But Fiona is 20 years old now, and she’s become an artist of extraordinary capabilities: a diva with a sad, smoky voice; a composer and lyricist of remarkable, if occasionally sophomoric, perception. More than anything, however, she’s a mistress of contradictions. By turns self-loathing and narcissistic, naive and old-woman wise, her debut album, Tidal (Clean Slate 1996), is one of the best and most honest releases of recent years. Maybe it’s the echoes of the great jazz divas — Ella Fitzgerald, Billie Holiday — that pull you in. Maybe its the Sylvia-Plath-meets-Anne-Sexton confessional notebook poetry. Or maybe, just maybe, it’s that remarkable, world-worn-smooth voice all by its bad, bad self.

Fiona Apple McAfee Maggart was raised by unconventional parents, show-biz wannabes (aren’t we all?) who separated when she was 4 to live in New York and L.A. Young Fiona thus had both coasts to stoke the fires of her creative ambitions, and to double her chances at an artistic livelihood. She was shy and sensitive, but she had a shot at a normal adolescent life — until she was raped, of course.

After that, she says, she became more withdrawn, finding solace in such obsessive-compulsive acts as roller skating 88 times around the kitchen table when no one was home (once for every key on the piano). She took the usual abuse from her schoolmates, who branded her “ugly” and “dog.” But that just became more fodder for the talented teen’s notebooks, more reason to retreat to her room and her beloved, brooding world of music. She listened to her parents’ albums — the Beatles, Joan Armitrading, Hendrix — and desperately, almost unconsciously, began formulating a voice of her own.
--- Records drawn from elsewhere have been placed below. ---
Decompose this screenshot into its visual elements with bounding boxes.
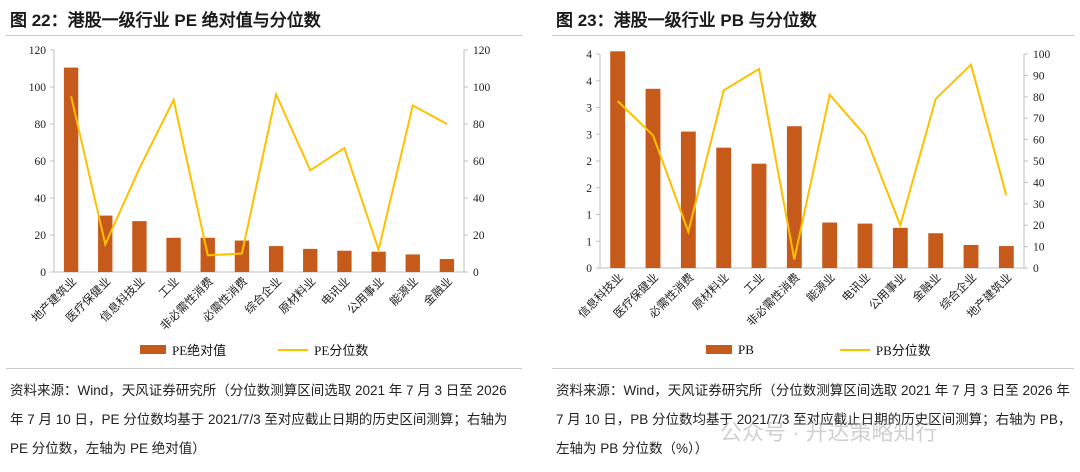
right-chart-bar	[892, 227, 908, 268]
right-chart-right-tick-label: 60	[1033, 135, 1045, 147]
left-legend-bar-swatch	[140, 345, 166, 354]
left-chart-bar	[234, 240, 250, 272]
left-chart-right-tick-label: 40	[473, 193, 485, 205]
right-chart-right-tick-label: 90	[1033, 70, 1045, 82]
right-chart-left-tick-label: 4	[586, 49, 592, 61]
right-title-divider	[552, 35, 1074, 36]
right-chart-left-tick-label: 3	[586, 129, 592, 141]
left-source-divider	[6, 368, 522, 369]
left-chart-panel: 图 22：港股一级行业 PE 绝对值与分位数 0 20 40 60 80 100 120 0 2…	[0, 0, 528, 472]
left-chart-bar	[371, 251, 386, 272]
left-chart-percentile-line	[70, 91, 448, 257]
right-chart-left-tick-label: 2	[586, 183, 592, 195]
right-chart-bar	[857, 223, 873, 268]
left-pe-chart: 020406080100120020406080100120地产建筑业医疗保健业…	[29, 45, 491, 333]
right-chart-right-tick-label: 20	[1033, 220, 1045, 232]
left-legend: PE绝对值 PE分位数	[140, 340, 368, 359]
right-chart-left-tick-label: 1	[586, 210, 592, 222]
right-figure-title: 图 23：港股一级行业 PB 与分位数	[556, 11, 817, 30]
left-chart-left-tick-label: 80	[35, 119, 47, 131]
left-chart-left-tick-label: 120	[29, 45, 47, 57]
left-chart-category-label: 工业	[156, 275, 181, 300]
right-source-divider	[552, 368, 1074, 369]
left-chart-right-tick-label: 0	[473, 267, 479, 279]
left-legend-line-label: PE分位数	[314, 343, 369, 358]
right-chart-category-label: 电讯业	[840, 271, 874, 305]
left-chart-category-label: 金融业	[421, 274, 455, 308]
right-chart-category-label: 公用事业	[867, 271, 909, 313]
left-chart-right-tick-label: 80	[473, 119, 485, 131]
right-chart-bar	[928, 233, 944, 268]
right-legend-bar-swatch	[706, 345, 732, 354]
left-title-divider	[6, 35, 522, 36]
right-chart-left-tick-label: 3	[586, 103, 592, 115]
left-chart-bar	[132, 221, 147, 272]
right-chart-left-tick-label: 4	[586, 76, 592, 88]
left-legend-bar-label: PE绝对值	[172, 343, 227, 358]
left-chart-category-label: 公用事业	[345, 275, 387, 317]
left-chart-bar	[337, 250, 352, 272]
right-chart-bar	[680, 131, 696, 268]
right-chart-category-label: 原材料业	[689, 270, 731, 312]
right-chart-bar	[963, 244, 979, 268]
right-chart-bar	[822, 222, 838, 268]
right-chart-bar	[716, 147, 732, 268]
left-chart-left-tick-label: 60	[35, 156, 47, 168]
left-chart-bar	[63, 67, 79, 272]
right-chart-right-tick-label: 50	[1033, 156, 1045, 168]
right-chart-bar	[645, 88, 661, 269]
right-chart-left-tick-label: 2	[586, 156, 592, 168]
left-chart-category-label: 电讯业	[319, 275, 353, 309]
right-chart-category-label: 金融业	[909, 270, 943, 304]
right-chart-bar	[998, 246, 1014, 268]
right-chart-category-label: 能源业	[803, 270, 837, 304]
left-chart-left-tick-label: 40	[35, 193, 47, 205]
right-legend-bar: PB	[706, 340, 754, 359]
left-chart-right-tick-label: 60	[473, 156, 485, 168]
left-chart-left-tick-label: 0	[40, 267, 46, 279]
right-chart-panel: 图 23：港股一级行业 PB 与分位数 0 1 1 2 2 3 3 4 4 0 10 20 30 40 50…	[546, 0, 1080, 472]
right-chart-percentile-line	[617, 62, 1008, 260]
left-chart-category-label: 原材料业	[276, 274, 318, 316]
right-pb-chart: 0112233440102030405060708090100信息科技业医疗保健…	[575, 49, 1051, 329]
right-legend: PB PB分位数	[706, 340, 931, 359]
right-chart-category-label: 工业	[742, 271, 767, 296]
right-chart-bar	[751, 163, 767, 268]
left-chart-bar	[268, 246, 284, 272]
right-chart-right-tick-label: 0	[1033, 263, 1039, 275]
right-source-note: 资料来源：Wind，天风证券研究所（分位数测算区间选取 2021 年 7 月 3…	[556, 383, 1072, 456]
left-chart-category-label: 综合企业	[242, 274, 284, 316]
left-source-note: 资料来源：Wind，天风证券研究所（分位数测算区间选取 2021 年 7 月 3…	[10, 383, 508, 456]
left-chart-bar	[405, 254, 420, 272]
left-chart-left-tick-label: 20	[35, 230, 47, 242]
left-chart-right-tick-label: 100	[473, 82, 491, 94]
left-chart-bar	[439, 259, 455, 272]
left-chart-bar	[166, 237, 181, 272]
right-chart-right-tick-label: 10	[1033, 242, 1045, 254]
right-chart-left-tick-label: 0	[586, 263, 592, 275]
left-chart-right-tick-label: 20	[473, 230, 485, 242]
right-legend-line-swatch	[839, 348, 870, 351]
left-chart-right-tick-label: 120	[473, 45, 491, 57]
right-chart-right-tick-label: 100	[1033, 49, 1051, 61]
right-chart-bar	[786, 126, 802, 268]
left-chart-category-label: 能源业	[387, 274, 421, 308]
right-legend-bar-label: PB	[738, 341, 754, 357]
right-legend-line-label: PB分位数	[875, 343, 931, 358]
left-chart-left-tick-label: 100	[29, 82, 47, 94]
right-legend-line: PB分位数	[839, 340, 931, 359]
right-chart-right-tick-label: 70	[1033, 113, 1045, 125]
left-legend-bar: PE绝对值	[140, 340, 226, 359]
right-chart-right-tick-label: 80	[1033, 92, 1045, 104]
right-chart-right-tick-label: 30	[1033, 199, 1045, 211]
left-legend-line-swatch	[278, 348, 309, 351]
right-chart-left-tick-label: 1	[586, 236, 592, 248]
left-chart-bar	[303, 248, 318, 272]
left-figure-title: 图 22：港股一级行业 PE 绝对值与分位数	[10, 11, 321, 30]
left-legend-line: PE分位数	[278, 340, 368, 359]
right-chart-right-tick-label: 40	[1033, 177, 1045, 189]
right-chart-bar	[610, 51, 626, 269]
Ah, that voice: As it moves effortlessly from languid trip-hop and jaded lounge jazz to a wondrously decadent Kurt Weillian cabaret bizarre, Apple’s voice is a marvel, spanning the distance from the trenches of teen loneliness to the gossamer freedom of a real chanteuse newly discovering the spread of her wings.
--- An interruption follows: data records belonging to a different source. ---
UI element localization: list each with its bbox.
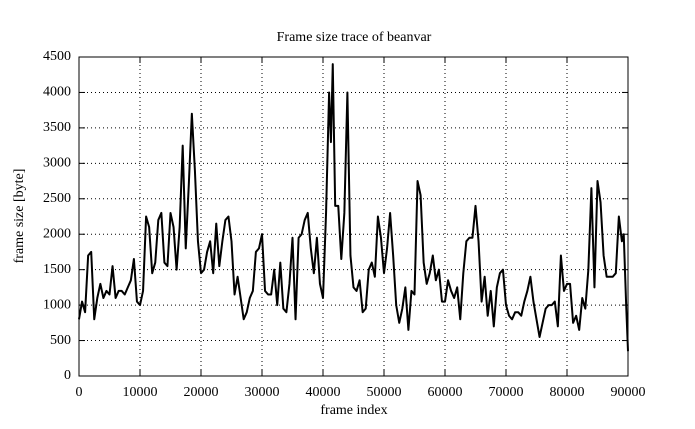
x-tick-label: 30000 (245, 385, 280, 400)
line-series (78, 63, 629, 352)
y-tick-label: 0 (64, 368, 71, 383)
x-tick-label: 50000 (367, 385, 402, 400)
x-tick-label: 60000 (428, 385, 463, 400)
y-tick-label: 4500 (43, 49, 71, 64)
x-tick-label: 70000 (489, 385, 524, 400)
y-tick-label: 2500 (43, 191, 71, 206)
x-tick-label: 80000 (550, 385, 585, 400)
x-tick-label: 10000 (123, 385, 158, 400)
y-axis-label: frame size [byte] (12, 169, 27, 264)
x-tick-label: 20000 (184, 385, 219, 400)
x-tick-label: 40000 (306, 385, 341, 400)
y-tick-label: 3000 (43, 156, 71, 171)
y-tick-label: 3500 (43, 120, 71, 135)
y-tick-label: 2000 (43, 226, 71, 241)
y-tick-label: 4000 (43, 85, 71, 100)
y-tick-label: 1500 (43, 262, 71, 277)
x-tick-label: 0 (76, 385, 83, 400)
x-axis-label: frame index (320, 403, 387, 418)
plot-frame (78, 56, 629, 377)
chart-title: Frame size trace of beanvar (277, 30, 432, 45)
y-tick-label: 500 (50, 333, 71, 348)
y-tick-label: 1000 (43, 297, 71, 312)
x-tick-label: 90000 (611, 385, 646, 400)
Before the Tidal sessions, in fact, she had never even played with a band, fueling much speculation of where she came up with such a precocious gift. Certainly, the years of playing piano in the bedroom have paid off — and maybe, as she claims, the fact that her traumatic adolescence left her unafraid of nearly everything has also helped. But more likely, and more simply, the kid’s just a natural.

She’s damn lucky, too. A friend who was baby-sitting for a high-powered New York City publicist passed along Fiona’s three-song demo, catching the publicist’s ear. At a party, the publicist in turn passed the tape along to Andrew Slater, the high-powered producer and manager of such musical luminaries as The Wallflowers and Warren Zevon. Slater liked what he heard, and wanted to hear more. (There are probably hundreds of New York singer/songwriters busy making friends with baby sitters all over the city, even now.)

As her star rises, Fiona seems to be moving into the presently vacant Angriest Rocker seat (after Sinead O’Connor and Kurt Cobain — good company, no?). Her live shows are punctuated with a caustic honesty and outbursts of hostility, often directed at herself. In light of her self-professed mission to “help people,” she’s been criticized for her alluring, slightly demented “Criminal” video, where the outspoken but undeniably beautiful young woman prances in her underwear, doing a striptease to the bump and grind of her own seductive music. But a closer inspection reveals a clever shift in objectification: Much like Madonna and P.J. Harvey before her, Fiona exudes an ironic, post-feminist sexuality. This ever-so-shy misfit is watching us watch her, enjoying the attention and the new-found joy of her own gawky body. And having the last laugh.

They say that, every town she plays in, Fiona makes sure to get the local papers and read the various and sordid takes on her own remarkable life. If that’s true, then you’re reading this, Fiona. And if you are, I want you to listen to this: Life can be long. Life can be good. Enjoy yourself, and get comfortable: You’re gonna be around awhile.